At issue in this case were the admissions policies of two major universities, one public and one private: the University of North Carolina and Harvard. Both policies were aimed at raising the number of Black, Hispanic and other minority students on its campus. And both patently discriminated on the basis of race. For example, Harvard’s admissions committee meetings would begin with a discussion of the relative breakdown of applicants by race, with the goal of ensuring “Harvard does not have a dramatic drop-off” in minority admissions. The results speak for itself. Black applicants in the top four academic deciles were between four and 10 times more likely to be admitted to Harvard than Asian American applicants in those same deciles. By using previous years’ minority admissions rates as the benchmark for the current class, the policy essentially instituted a racial quota. And by favoring Black applicants over Asian American applicants because of their race, it used race as a plus factor for one group and a minus for another. This, the court held, amounted to a violation of the 14th Amendment’s Equal Protection Clause under longstanding precedent.
Instead of viewing each applicant as a unique individual with his own life experiences, admissions policies like Harvard’s and UNC’s treat members of minority groups as if they were fungible. In practice, an applicant from Nigeria checks the “Black” box as conveniently as the direct descendant of enslaved Americans. And an American of Chinese descent checks the “Asian-American” box just as conveniently as an American of Pakistani descent. Such policies, the court held, actually promote racist stereotypes rather than combat them.
Perhaps it’s in this light that we should read the majority’s invitation to admissions committees to consider individual applicants’ accounts of how their race affects their life experiences. As the son of Haitian immigrants, my race has affected my life experience. But, it does not define me as a person. I am an American, a navy veteran, a public servant and a lawyer. I am a brother, a friend, a devoted son and a faithful Christian. I am so much more than my race and my ancestry. I want to live in an America that does not turn me into a caricature based on the color of my skin. I want to live in an America that recognizes my honor, integrity, loyalty and intellect, none of which have to do with the color of my skin.
I hope that when admissions committees read essays from applicants, they do not seize upon a few “magic words” about race as a way to covertly continue racialized policies that the court has held unconstitutional. But I’m not optimistic.
If statements issued by university presidents are anything to go by, race will continue to play a role in admissions policies. The president of Harvard doubled down on the court’s remarks about discussions of race in college essays. The president of Yale grumbled that he was “deeply troubled” by the decision and recommitted the university to racial diversity.
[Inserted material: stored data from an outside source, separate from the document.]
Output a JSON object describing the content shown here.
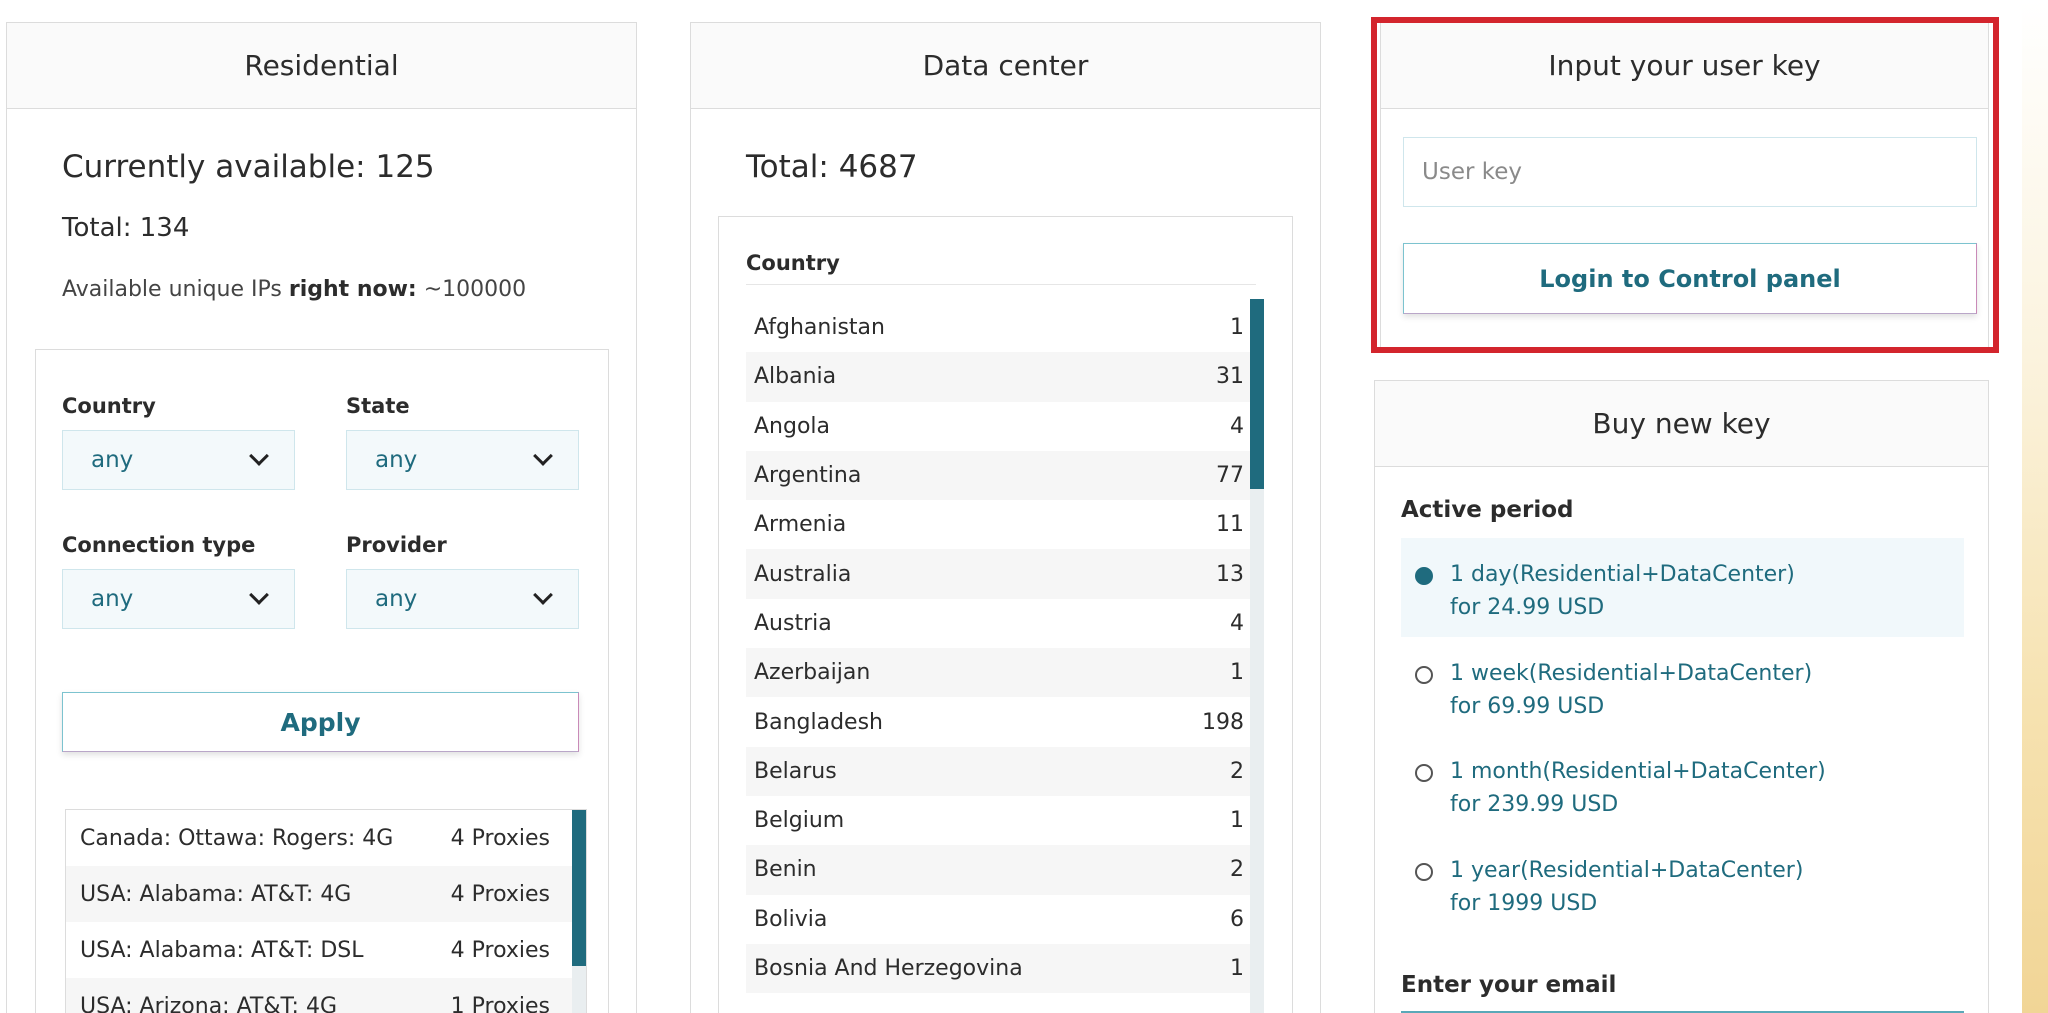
{
  "residential": {
    "title": "Residential",
    "currently_available": "Currently available: 125",
    "total": "Total: 134",
    "unique_ips_prefix": "Available unique IPs ",
    "unique_ips_bold": "right now:",
    "unique_ips_value": " ~100000",
    "filters": {
      "country_label": "Country",
      "country_value": "any",
      "state_label": "State",
      "state_value": "any",
      "connection_label": "Connection type",
      "connection_value": "any",
      "provider_label": "Provider",
      "provider_value": "any",
      "apply_label": "Apply"
    },
    "proxies": [
      {
        "location": "Canada: Ottawa: Rogers: 4G",
        "count": "4 Proxies"
      },
      {
        "location": "USA: Alabama: AT&T: 4G",
        "count": "4 Proxies"
      },
      {
        "location": "USA: Alabama: AT&T: DSL",
        "count": "4 Proxies"
      },
      {
        "location": "USA: Arizona: AT&T: 4G",
        "count": "1 Proxies"
      }
    ]
  },
  "datacenter": {
    "title": "Data center",
    "total": "Total: 4687",
    "country_header": "Country",
    "countries": [
      {
        "name": "Afghanistan",
        "count": "1"
      },
      {
        "name": "Albania",
        "count": "31"
      },
      {
        "name": "Angola",
        "count": "4"
      },
      {
        "name": "Argentina",
        "count": "77"
      },
      {
        "name": "Armenia",
        "count": "11"
      },
      {
        "name": "Australia",
        "count": "13"
      },
      {
        "name": "Austria",
        "count": "4"
      },
      {
        "name": "Azerbaijan",
        "count": "1"
      },
      {
        "name": "Bangladesh",
        "count": "198"
      },
      {
        "name": "Belarus",
        "count": "2"
      },
      {
        "name": "Belgium",
        "count": "1"
      },
      {
        "name": "Benin",
        "count": "2"
      },
      {
        "name": "Bolivia",
        "count": "6"
      },
      {
        "name": "Bosnia And Herzegovina",
        "count": "1"
      }
    ]
  },
  "login": {
    "title": "Input your user key",
    "placeholder": "User key",
    "button": "Login to Control panel"
  },
  "buy": {
    "title": "Buy new key",
    "period_label": "Active period",
    "plans": [
      {
        "line1": "1 day(Residential+DataCenter)",
        "line2": "for 24.99 USD",
        "selected": true
      },
      {
        "line1": "1 week(Residential+DataCenter)",
        "line2": "for 69.99 USD",
        "selected": false
      },
      {
        "line1": "1 month(Residential+DataCenter)",
        "line2": "for 239.99 USD",
        "selected": false
      },
      {
        "line1": "1 year(Residential+DataCenter)",
        "line2": "for 1999 USD",
        "selected": false
      }
    ],
    "email_label": "Enter your email"
  },
  "colors": {
    "accent": "#1f6b7e",
    "highlight": "#d3252d"
  }
}
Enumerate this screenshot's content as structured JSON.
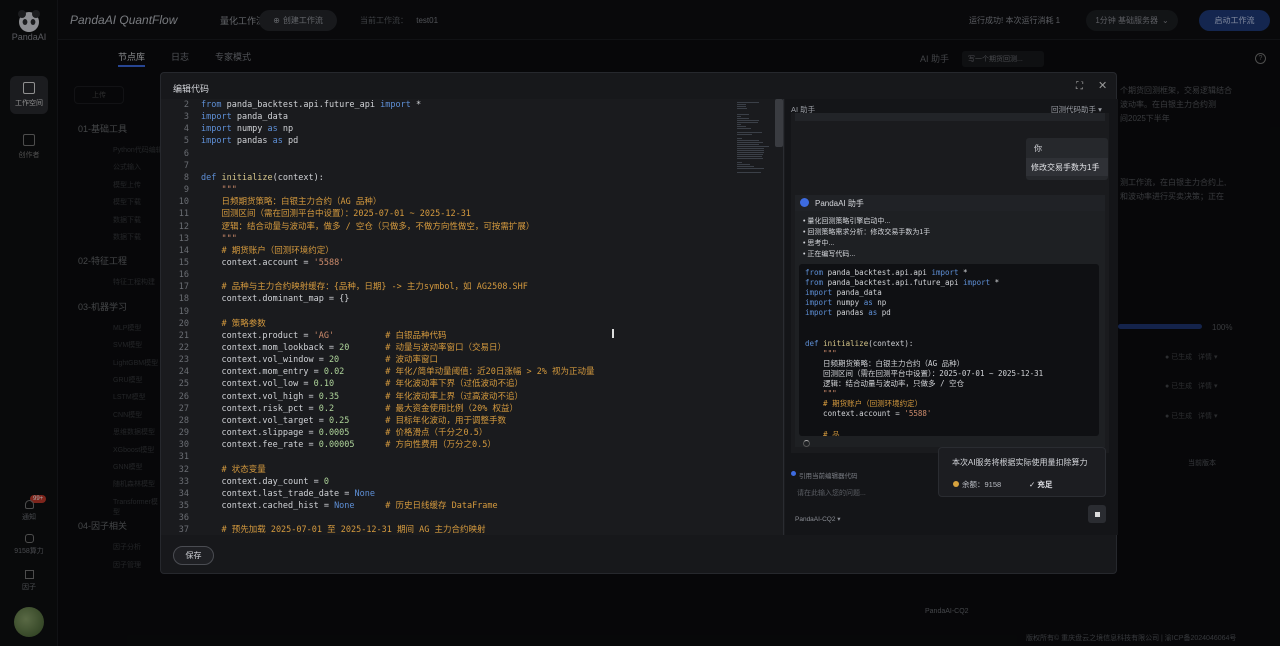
{
  "app": {
    "logo_text": "PandaAI",
    "brand": "PandaAI QuantFlow",
    "section_title": "量化工作流",
    "create_button": "创建工作流",
    "workflow_label": "当前工作流：",
    "workflow_name": "test01",
    "run_status": "运行成功! 本次运行消耗 1",
    "server": "1分钟 基础服务器",
    "start_button": "启动工作流"
  },
  "rail": {
    "workspace": "工作空间",
    "creator": "创作者",
    "notify": "通知",
    "notify_badge": "99+",
    "compute": "9158算力",
    "factor": "因子"
  },
  "tabs": [
    "节点库",
    "日志",
    "专家模式"
  ],
  "bg_side": {
    "upload": "上传",
    "groups": [
      {
        "label": "01-基础工具",
        "items": [
          "Python代码编辑",
          "公式输入",
          "模型上传",
          "模型下载",
          "数据下载",
          "数据下载"
        ]
      },
      {
        "label": "02-特征工程",
        "items": [
          "特征工程构建"
        ]
      },
      {
        "label": "03-机器学习",
        "items": [
          "MLP模型",
          "SVM模型",
          "LightGBM模型",
          "GRU模型",
          "LSTM模型",
          "CNN模型",
          "思维数据模型",
          "XGboost模型",
          "GNN模型",
          "随机森林模型",
          "Transformer模型"
        ]
      },
      {
        "label": "04-因子相关",
        "items": [
          "因子分析",
          "因子管理"
        ]
      }
    ]
  },
  "bg_right": {
    "ai_title": "AI 助手",
    "ai_tab": "写一个期货回测...",
    "lines": [
      "个期货回测框架，交易逻辑结合",
      "波动率。在白银主力合约测",
      "间2025下半年"
    ],
    "lines2": [
      "测工作流，在白银主力合约上,",
      "和波动率进行买卖决策；正在"
    ],
    "progress": "100%",
    "statuses": [
      "已生成",
      "已生成",
      "已生成"
    ],
    "details": "详情",
    "version_btn": "当前版本",
    "model_tab": "PandaAI-CQ2",
    "footer": "版权所有© 重庆盘云之境信息科技有限公司 | 渝ICP备2024046064号"
  },
  "modal": {
    "title": "编辑代码",
    "save": "保存",
    "code": [
      {
        "n": 2,
        "t": [
          [
            "kw",
            "from "
          ],
          [
            "tx",
            "panda_backtest.api.future_api "
          ],
          [
            "kw",
            "import "
          ],
          [
            "tx",
            "*"
          ]
        ]
      },
      {
        "n": 3,
        "t": [
          [
            "kw",
            "import "
          ],
          [
            "tx",
            "panda_data"
          ]
        ]
      },
      {
        "n": 4,
        "t": [
          [
            "kw",
            "import "
          ],
          [
            "tx",
            "numpy "
          ],
          [
            "kw",
            "as "
          ],
          [
            "tx",
            "np"
          ]
        ]
      },
      {
        "n": 5,
        "t": [
          [
            "kw",
            "import "
          ],
          [
            "tx",
            "pandas "
          ],
          [
            "kw",
            "as "
          ],
          [
            "tx",
            "pd"
          ]
        ]
      },
      {
        "n": 6,
        "t": []
      },
      {
        "n": 7,
        "t": []
      },
      {
        "n": 8,
        "t": [
          [
            "kw",
            "def "
          ],
          [
            "fn",
            "initialize"
          ],
          [
            "tx",
            "(context):"
          ]
        ]
      },
      {
        "n": 9,
        "t": [
          [
            "st",
            "    \"\"\""
          ]
        ]
      },
      {
        "n": 10,
        "t": [
          [
            "cm",
            "    日频期货策略：白银主力合约（AG 品种）"
          ]
        ]
      },
      {
        "n": 11,
        "t": [
          [
            "cm",
            "    回测区间（需在回测平台中设置）：2025-07-01 ~ 2025-12-31"
          ]
        ]
      },
      {
        "n": 12,
        "t": [
          [
            "cm",
            "    逻辑：结合动量与波动率，做多 / 空仓（只做多，不做方向性做空，可按需扩展）"
          ]
        ]
      },
      {
        "n": 13,
        "t": [
          [
            "st",
            "    \"\"\""
          ]
        ]
      },
      {
        "n": 14,
        "t": [
          [
            "cm",
            "    # 期货账户（回测环境约定）"
          ]
        ]
      },
      {
        "n": 15,
        "t": [
          [
            "tx",
            "    context.account = "
          ],
          [
            "st",
            "'5588'"
          ]
        ]
      },
      {
        "n": 16,
        "t": []
      },
      {
        "n": 17,
        "t": [
          [
            "cm",
            "    # 品种与主力合约映射缓存：{品种，日期} -> 主力symbol，如 AG2508.SHF"
          ]
        ]
      },
      {
        "n": 18,
        "t": [
          [
            "tx",
            "    context.dominant_map = {}"
          ]
        ]
      },
      {
        "n": 19,
        "t": []
      },
      {
        "n": 20,
        "t": [
          [
            "cm",
            "    # 策略参数"
          ]
        ]
      },
      {
        "n": 21,
        "t": [
          [
            "tx",
            "    context.product = "
          ],
          [
            "st",
            "'AG'"
          ],
          [
            "cm",
            "          # 白银品种代码"
          ]
        ]
      },
      {
        "n": 22,
        "t": [
          [
            "tx",
            "    context.mom_lookback = "
          ],
          [
            "nm",
            "20"
          ],
          [
            "cm",
            "       # 动量与波动率窗口（交易日）"
          ]
        ]
      },
      {
        "n": 23,
        "t": [
          [
            "tx",
            "    context.vol_window = "
          ],
          [
            "nm",
            "20"
          ],
          [
            "cm",
            "         # 波动率窗口"
          ]
        ]
      },
      {
        "n": 24,
        "t": [
          [
            "tx",
            "    context.mom_entry = "
          ],
          [
            "nm",
            "0.02"
          ],
          [
            "cm",
            "        # 年化/简单动量阈值：近20日涨幅 > 2% 视为正动量"
          ]
        ]
      },
      {
        "n": 25,
        "t": [
          [
            "tx",
            "    context.vol_low = "
          ],
          [
            "nm",
            "0.10"
          ],
          [
            "cm",
            "          # 年化波动率下界（过低波动不追）"
          ]
        ]
      },
      {
        "n": 26,
        "t": [
          [
            "tx",
            "    context.vol_high = "
          ],
          [
            "nm",
            "0.35"
          ],
          [
            "cm",
            "         # 年化波动率上界（过高波动不追）"
          ]
        ]
      },
      {
        "n": 27,
        "t": [
          [
            "tx",
            "    context.risk_pct = "
          ],
          [
            "nm",
            "0.2"
          ],
          [
            "cm",
            "          # 最大资金使用比例（20% 权益）"
          ]
        ]
      },
      {
        "n": 28,
        "t": [
          [
            "tx",
            "    context.vol_target = "
          ],
          [
            "nm",
            "0.25"
          ],
          [
            "cm",
            "       # 目标年化波动，用于调整手数"
          ]
        ]
      },
      {
        "n": 29,
        "t": [
          [
            "tx",
            "    context.slippage = "
          ],
          [
            "nm",
            "0.0005"
          ],
          [
            "cm",
            "       # 价格滑点（千分之0.5）"
          ]
        ]
      },
      {
        "n": 30,
        "t": [
          [
            "tx",
            "    context.fee_rate = "
          ],
          [
            "nm",
            "0.00005"
          ],
          [
            "cm",
            "      # 方向性费用（万分之0.5）"
          ]
        ]
      },
      {
        "n": 31,
        "t": []
      },
      {
        "n": 32,
        "t": [
          [
            "cm",
            "    # 状态变量"
          ]
        ]
      },
      {
        "n": 33,
        "t": [
          [
            "tx",
            "    context.day_count = "
          ],
          [
            "nm",
            "0"
          ]
        ]
      },
      {
        "n": 34,
        "t": [
          [
            "tx",
            "    context.last_trade_date = "
          ],
          [
            "kw",
            "None"
          ]
        ]
      },
      {
        "n": 35,
        "t": [
          [
            "tx",
            "    context.cached_hist = "
          ],
          [
            "kw",
            "None"
          ],
          [
            "cm",
            "      # 历史日线缓存 DataFrame"
          ]
        ]
      },
      {
        "n": 36,
        "t": []
      },
      {
        "n": 37,
        "t": [
          [
            "cm",
            "    # 预先加载 2025-07-01 至 2025-12-31 期间 AG 主力合约映射"
          ]
        ]
      }
    ]
  },
  "ai_panel": {
    "title": "AI 助手",
    "mode": "回测代码助手",
    "user_label": "你",
    "user_msg": "修改交易手数为1手",
    "assistant_name": "PandaAI 助手",
    "bullets": [
      "量化回测策略引擎启动中...",
      "回测策略需求分析：修改交易手数为1手",
      "思考中...",
      "正在编写代码..."
    ],
    "code": [
      [
        [
          "kw",
          "from "
        ],
        [
          "tx",
          "panda_backtest.api.api "
        ],
        [
          "kw",
          "import "
        ],
        [
          "tx",
          "*"
        ]
      ],
      [
        [
          "kw",
          "from "
        ],
        [
          "tx",
          "panda_backtest.api.future_api "
        ],
        [
          "kw",
          "import "
        ],
        [
          "tx",
          "*"
        ]
      ],
      [
        [
          "kw",
          "import "
        ],
        [
          "tx",
          "panda_data"
        ]
      ],
      [
        [
          "kw",
          "import "
        ],
        [
          "tx",
          "numpy "
        ],
        [
          "kw",
          "as "
        ],
        [
          "tx",
          "np"
        ]
      ],
      [
        [
          "kw",
          "import "
        ],
        [
          "tx",
          "pandas "
        ],
        [
          "kw",
          "as "
        ],
        [
          "tx",
          "pd"
        ]
      ],
      [],
      [],
      [
        [
          "kw",
          "def "
        ],
        [
          "fn",
          "initialize"
        ],
        [
          "tx",
          "(context):"
        ]
      ],
      [
        [
          "st",
          "    \"\"\""
        ]
      ],
      [
        [
          "tx",
          "    日频期货策略：白银主力合约（AG 品种）"
        ]
      ],
      [
        [
          "tx",
          "    回测区间（需在回测平台中设置）：2025-07-01 ~ 2025-12-31"
        ]
      ],
      [
        [
          "tx",
          "    逻辑：结合动量与波动率，只做多 / 空仓"
        ]
      ],
      [
        [
          "st",
          "    \"\"\""
        ]
      ],
      [
        [
          "cm",
          "    # 期货账户（回测环境约定）"
        ]
      ],
      [
        [
          "tx",
          "    context.account = "
        ],
        [
          "st",
          "'5588'"
        ]
      ],
      [],
      [
        [
          "cm",
          "    # 品"
        ]
      ]
    ],
    "ref_code": "引用当前编辑器代码",
    "input_placeholder": "请在此输入您的问题...",
    "model": "PandaAI-CQ2",
    "popover_text": "本次AI服务将根据实际使用量扣除算力",
    "balance_label": "余额：9158",
    "recharge": "充足"
  }
}
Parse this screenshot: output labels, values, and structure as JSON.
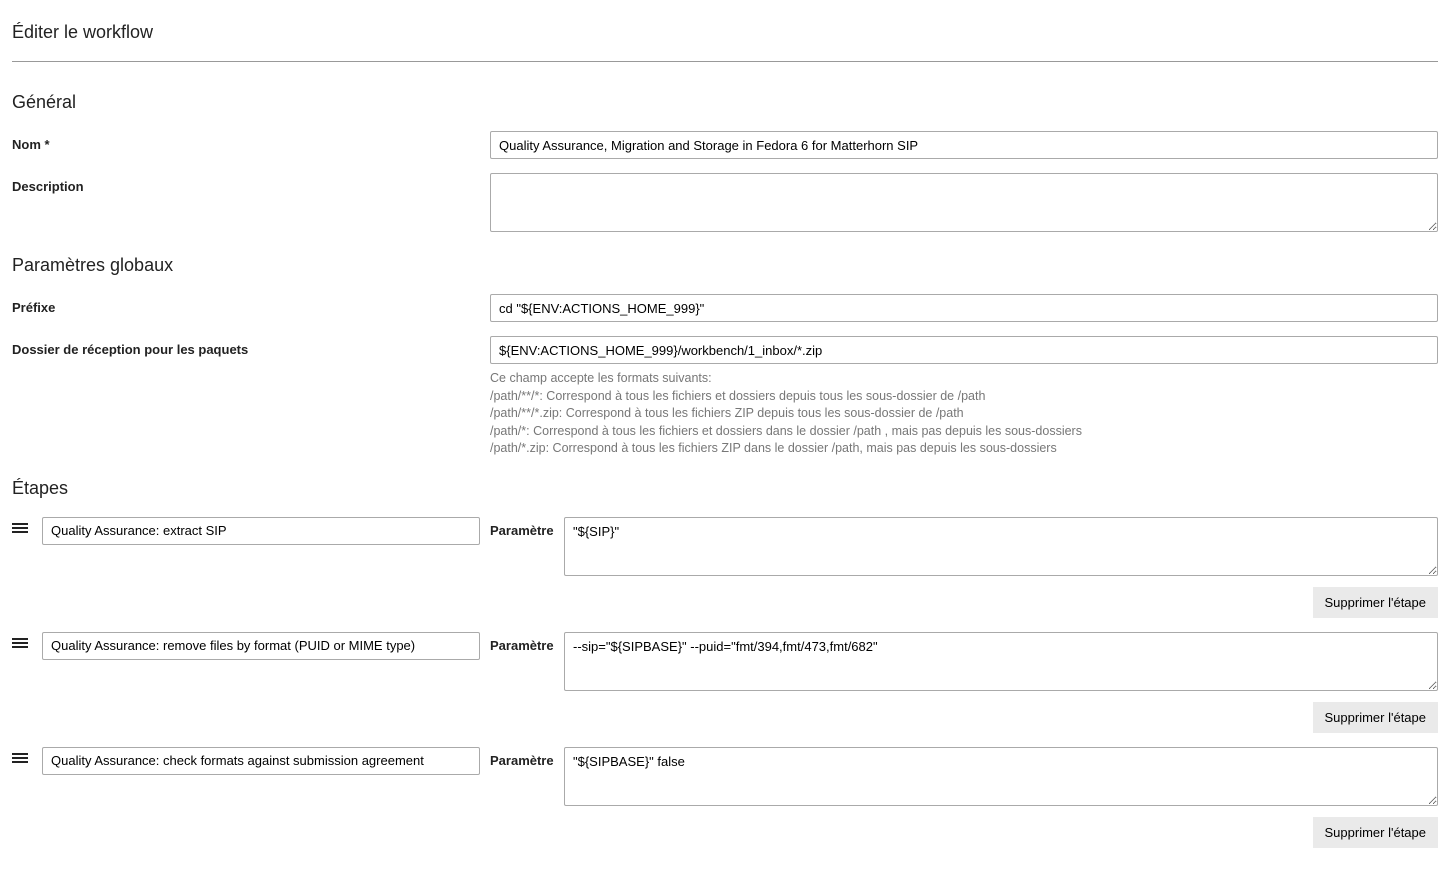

The president of Princeton went so far as to say that the court “backed away from more than 50 years of established case law allowing colleges and universities to take race into account as one factor among many in a holistic admission process.”
The problem boils down to this: Colleges and universities have not used race as one factor among many in a holistic admissions process. Where admissions policies go from here remains to be seen. But for now, we’d all do well to remember the words of Chief Justice John Roberts in an earlier decision on racial preferences: “The way to stop discrimination on the basis of race is to stop discriminating on the basis of race.”
Rod Dorilas is an international business and maritime attorney based in Palm Beach. He is a Navy veteran, former Republican congressional candidate, and served as counsel to U.S. Secretary of Commerce Wilbur Ross, 2020-2021.